Adam Małysz, prezes Polskiego Związku Narciarskiego, w rozmowie z "Dzień Dobry TVN" podzielił się swoimi przemyśleniami na temat przyszłości Thomasa Thurnbichlera. Zarząd PZN intensywnie analizuje sytuację trenera, który nie spełnia oczekiwań związanych z wynikami polskich skoczków.
Polscy skoczkowie drugi sezon z rzędu nie mogą być zadowoleni z osiągnięć. Mistrzostwa świata w Trondheim nie rozwiały wątpliwości dotyczących pracy Thurnbichlera. Małysz przyznał, że zarząd PZN postanowił poczekać do końca sezonu, aby podjąć decyzje dotyczące przyszłości trenera.
ZOBACZ WIDEO: Artur Siódmiak został legendą. Niebywałe, co stało się na drugi dzień
- Zarząd powiedział, że trzeba dojść do końca sezonu tak, jak jest i pewne rzeczy wtedy rozliczyć. Przyszła do zarządu propozycja, kto jedzie na mistrzostwa świata, a kto nie. Była argumentacja, co do braku Kamila - wyjaśnił Małysz.
W kontekście decyzji o nieobecności Kamila Stocha na mistrzostwach, Małysz podkreślił, że zarząd długo dyskutował, czy postąpić wbrew trenerowi. Ostatecznie uznano, że Thurnbichler, jako odpowiedzialny za skoczków, powinien mieć decydujący głos.
- Uzasadnienie jest proste. Jest w naszym regulaminie, że mają jechać najlepsi. Jeśli Thomas by chciał, mógłby zabrać tego szóstego zawodnika - dodał Małysz.
Małysz nie ukrywa, że przyszłość Thurnbichlera jest niepewna. Zarząd PZN rozważa, czy dać mu pełne zaufanie, czy wprowadzić zmiany przed nadchodzącym sezonem olimpijskim.

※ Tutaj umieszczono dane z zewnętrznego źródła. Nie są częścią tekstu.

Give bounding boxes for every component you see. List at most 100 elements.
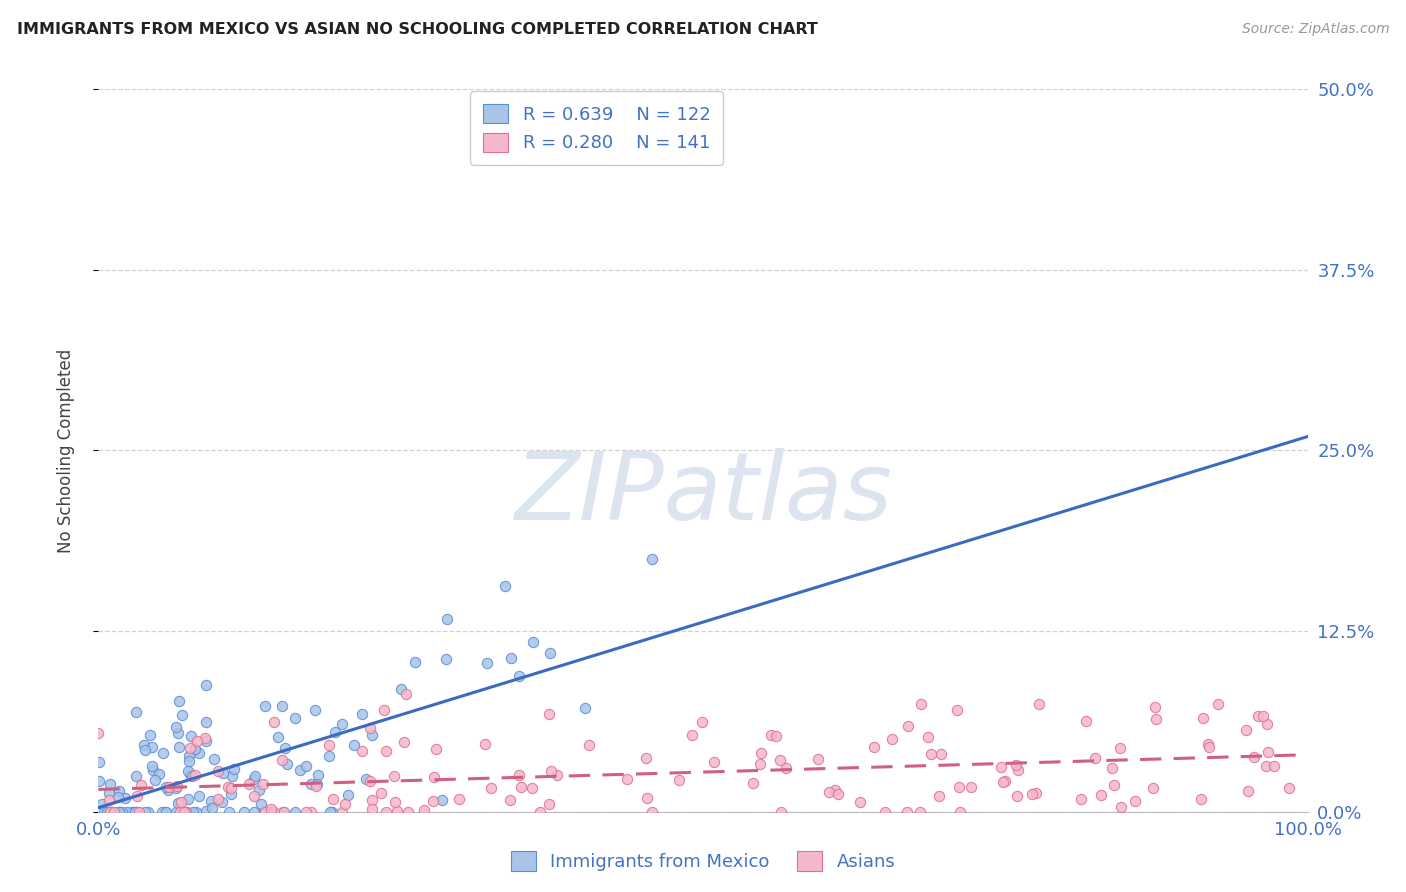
Point (252, 776, 274, 790)
Legend: R = 0.639    N = 122, R = 0.280    N = 141: R = 0.639 N = 122, R = 0.280 N = 141 (470, 91, 723, 165)
Point (337, 788, 360, 802)
Point (1234, 723, 1257, 737)
Point (270, 698, 292, 713)
Point (474, 737, 496, 751)
Point (960, 780, 983, 794)
Point (155, 805, 177, 819)
Point (195, 678, 218, 692)
Point (360, 802, 382, 816)
Point (247, 783, 270, 797)
Point (1256, 717, 1278, 731)
Text: IMMIGRANTS FROM MEXICO VS ASIAN NO SCHOOLING COMPLETED CORRELATION CHART: IMMIGRANTS FROM MEXICO VS ASIAN NO SCHOO… (17, 22, 818, 37)
Point (1247, 709, 1270, 723)
Point (1143, 700, 1166, 714)
Point (361, 727, 384, 741)
Point (221, 769, 243, 783)
Point (1144, 712, 1167, 726)
Point (882, 731, 904, 746)
Point (538, 797, 561, 812)
Point (413, 803, 436, 817)
Point (343, 738, 366, 752)
Point (218, 805, 240, 819)
Point (93, 805, 115, 819)
Point (404, 656, 426, 670)
Point (394, 735, 416, 749)
Point (1278, 781, 1301, 796)
Point (374, 744, 396, 758)
Point (1198, 739, 1220, 754)
Point (765, 729, 787, 743)
Point (243, 772, 266, 786)
Point (194, 731, 217, 746)
Point (1191, 710, 1213, 724)
Point (949, 805, 972, 819)
Point (243, 805, 266, 819)
Point (211, 766, 233, 780)
Point (254, 698, 277, 713)
Point (188, 789, 211, 804)
Point (395, 687, 418, 701)
Point (361, 793, 384, 807)
Point (97, 805, 120, 819)
Point (321, 805, 343, 819)
Point (177, 749, 200, 764)
Point (641, 805, 664, 819)
Point (499, 793, 522, 807)
Point (1197, 737, 1219, 751)
Point (173, 805, 195, 819)
Point (436, 652, 458, 666)
Point (243, 789, 266, 804)
Point (769, 805, 792, 819)
Point (121, 805, 143, 819)
Point (108, 784, 131, 798)
Point (254, 805, 277, 819)
Point (152, 746, 174, 760)
Point (134, 805, 156, 819)
Point (134, 743, 156, 757)
Point (775, 761, 797, 775)
Point (948, 780, 970, 794)
Point (540, 764, 562, 779)
Point (863, 740, 886, 755)
Point (299, 777, 322, 791)
Point (385, 804, 408, 818)
Point (125, 706, 148, 720)
Point (156, 782, 179, 797)
Point (207, 792, 229, 806)
Point (1237, 783, 1260, 797)
Point (177, 764, 200, 778)
Point (318, 805, 340, 819)
Point (307, 768, 329, 782)
Point (165, 805, 187, 819)
Point (153, 805, 176, 819)
Point (263, 714, 285, 729)
Point (494, 579, 516, 593)
Point (238, 777, 260, 791)
Point (219, 780, 242, 795)
Point (423, 771, 446, 785)
Point (690, 715, 713, 730)
Point (169, 739, 191, 754)
Point (108, 805, 131, 819)
Point (157, 780, 180, 794)
Point (1257, 745, 1279, 759)
Point (179, 766, 201, 780)
Point (751, 746, 773, 760)
Point (305, 777, 328, 791)
Point (991, 775, 1014, 789)
Point (221, 788, 243, 802)
Point (641, 552, 664, 566)
Point (529, 805, 551, 819)
Point (107, 789, 129, 804)
Point (537, 707, 560, 722)
Point (703, 755, 725, 769)
Point (101, 805, 124, 819)
Point (807, 752, 830, 766)
Point (125, 769, 148, 783)
Point (98, 805, 121, 819)
Point (97, 805, 120, 819)
Point (284, 805, 307, 819)
Point (827, 787, 849, 801)
Point (184, 767, 207, 781)
Point (1028, 697, 1050, 711)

- Zarząd bardzo mocno się zastanawia, co zrobić dalej. Czy idziemy w tę stronę, że dajemy Thomasowi 100 proc. zaufania i wolną rękę, czy zaczynamy coś robić, by na igrzyskach był sukces - powiedział Małysz.
W czwartek 6 marca odbędzie się konkurs drużynowy na skoczni dużej, a Polacy wystąpią w składzie: Paweł Wąsek, Jakub Wolny, Aleksander Zniszczoł oraz Dawid Kubacki. Ostatni konkurs indywidualny zaplanowano na sobotę.
Skoki narciarskie w Trondheim - oglądaj na żywo w TVN w Pilocie WP (link sponsorowany)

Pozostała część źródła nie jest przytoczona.